Guiding discontinuation of antidepressants by community pharmacists: A mixed-methods study
Summary
Background
Long-term AD use increases risks of harmful side effects, drug-drug interactions, and the feeling of dependence. Therefore, AD discontinuation may benefit some patients. The Dutch multidisciplinary guideline for reducing and stopping ADs provides recommendations based on expert opinions due to a lack of scientific evidence and is poorly implemented because of unclear responsibilities among healthcare providers (HCPs). This can leave patients uninformed, impacting their discontinuation process. In addition, pharmacists can play an important role in guiding patients for AD discontinuation. Their expertise in medication management allows them to identify patients for AD discontinuation, manage the process, and help with issues that may arise during discontinuation. Guidance and collaboration protocol were formulated based on literature combined with a context analysis conducted among HCPs and an interview study was conducted to investigate patients’ needs and wishes regarding guidance for AD discontinuation.
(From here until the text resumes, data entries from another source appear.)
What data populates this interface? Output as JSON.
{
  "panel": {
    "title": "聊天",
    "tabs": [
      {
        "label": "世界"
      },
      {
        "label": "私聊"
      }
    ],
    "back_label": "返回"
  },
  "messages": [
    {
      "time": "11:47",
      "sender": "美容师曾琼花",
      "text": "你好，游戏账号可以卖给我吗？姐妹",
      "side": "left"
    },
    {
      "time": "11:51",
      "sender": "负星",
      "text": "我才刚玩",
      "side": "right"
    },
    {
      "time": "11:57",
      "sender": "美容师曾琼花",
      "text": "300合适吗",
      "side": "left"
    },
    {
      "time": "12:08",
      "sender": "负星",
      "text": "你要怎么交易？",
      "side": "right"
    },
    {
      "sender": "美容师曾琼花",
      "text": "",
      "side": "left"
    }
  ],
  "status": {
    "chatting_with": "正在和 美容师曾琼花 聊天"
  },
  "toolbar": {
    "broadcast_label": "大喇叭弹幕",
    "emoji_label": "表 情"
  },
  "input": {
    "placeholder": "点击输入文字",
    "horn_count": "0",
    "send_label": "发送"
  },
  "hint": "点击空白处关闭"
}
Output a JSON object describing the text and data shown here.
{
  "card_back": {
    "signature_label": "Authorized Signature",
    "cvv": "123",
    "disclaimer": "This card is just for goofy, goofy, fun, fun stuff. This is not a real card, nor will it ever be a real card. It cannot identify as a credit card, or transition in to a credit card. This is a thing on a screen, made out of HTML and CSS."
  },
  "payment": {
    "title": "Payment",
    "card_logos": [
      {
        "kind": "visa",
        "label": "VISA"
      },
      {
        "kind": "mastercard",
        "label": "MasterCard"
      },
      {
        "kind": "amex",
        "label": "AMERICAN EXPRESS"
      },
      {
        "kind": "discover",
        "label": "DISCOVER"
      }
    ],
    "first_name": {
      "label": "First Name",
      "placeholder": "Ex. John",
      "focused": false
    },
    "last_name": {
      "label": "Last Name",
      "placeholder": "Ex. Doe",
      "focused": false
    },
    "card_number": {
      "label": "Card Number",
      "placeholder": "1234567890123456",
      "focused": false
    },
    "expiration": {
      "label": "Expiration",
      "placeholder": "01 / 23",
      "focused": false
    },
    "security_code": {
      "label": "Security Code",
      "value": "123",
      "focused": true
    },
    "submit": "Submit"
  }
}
This study tested an evidence-based guidance and collaboration protocol for AD discontinuation in daily pharmacy practice.
Methods
A mixed-methods proof-of-concept study was part of phase II of the Pharm Guide AD involving community pharmacists in the Amstelland region. Patients were selected in the pharmacies via the pharmacy information system (PIS) and flyers. Those meeting the inclusion criteria and deemed eligible for discontinuation after GPs assessment began the AD discontinuation. Data was collected from February 2024 to June 2024 through interviews and questionnaires with patients and pharmacists. Transcripts were analyzed using inductive thematic analysis, while quantitative data was analyzed using descriptive and logistic regression analysis. Assessments are made using the RE-AIM framework. This framework improves the measurement of outcomes at individual and organizational levels, focusing on five key dimensions: Reach, Effectiveness, Adoption, Implementation, and Maintenance.
Results
The results show that challenges are faced in patient recruitment due to various challenges, including patients’ preferences and pharmacist’s workload. Collaboration with GPs was effective during the preparation phase, although GPs had a limited role during the AD discontinuation. While patient selection demanded effort and time, tools like the STIZON monitor could streamline this process. Despite initial obstacles, pharmacists found the guidance protocol to be clear and effective. They played a crucial role in informing and guiding patients through the process, and patients valued them for their proactive support and effective communication. Patient feedback highlighted the need for better preparation and proactive follow-up during AD discontinuation. While pharmacists recommended the intervention for its effectiveness, challenges like time investment and compensation remain to be addressed for sustained implementation. However, the intervention holds potential for long-term reduction of AD use.
Conclusion
The challenges regarding AD discontinuation identified in previous studies, within the context analysis involving HCPs and patient interviews to investigate the needs and wishes regarding guidance, have been addressed through the development of the Pharm Guide AD protocols. By analyzing both patients’ and pharmacists’ perspectives, this study has shown various successes and challenges in implementing the Pharm Guide AD protocols for AD discontinuation in daily pharmacy practice. Further research is necessary to test these protocols, including comparative studies across various settings, randomized controlled trials, exploring post-discontinuation, and assessing the maintenance of the intervention could provide insights into its long-term sustainability.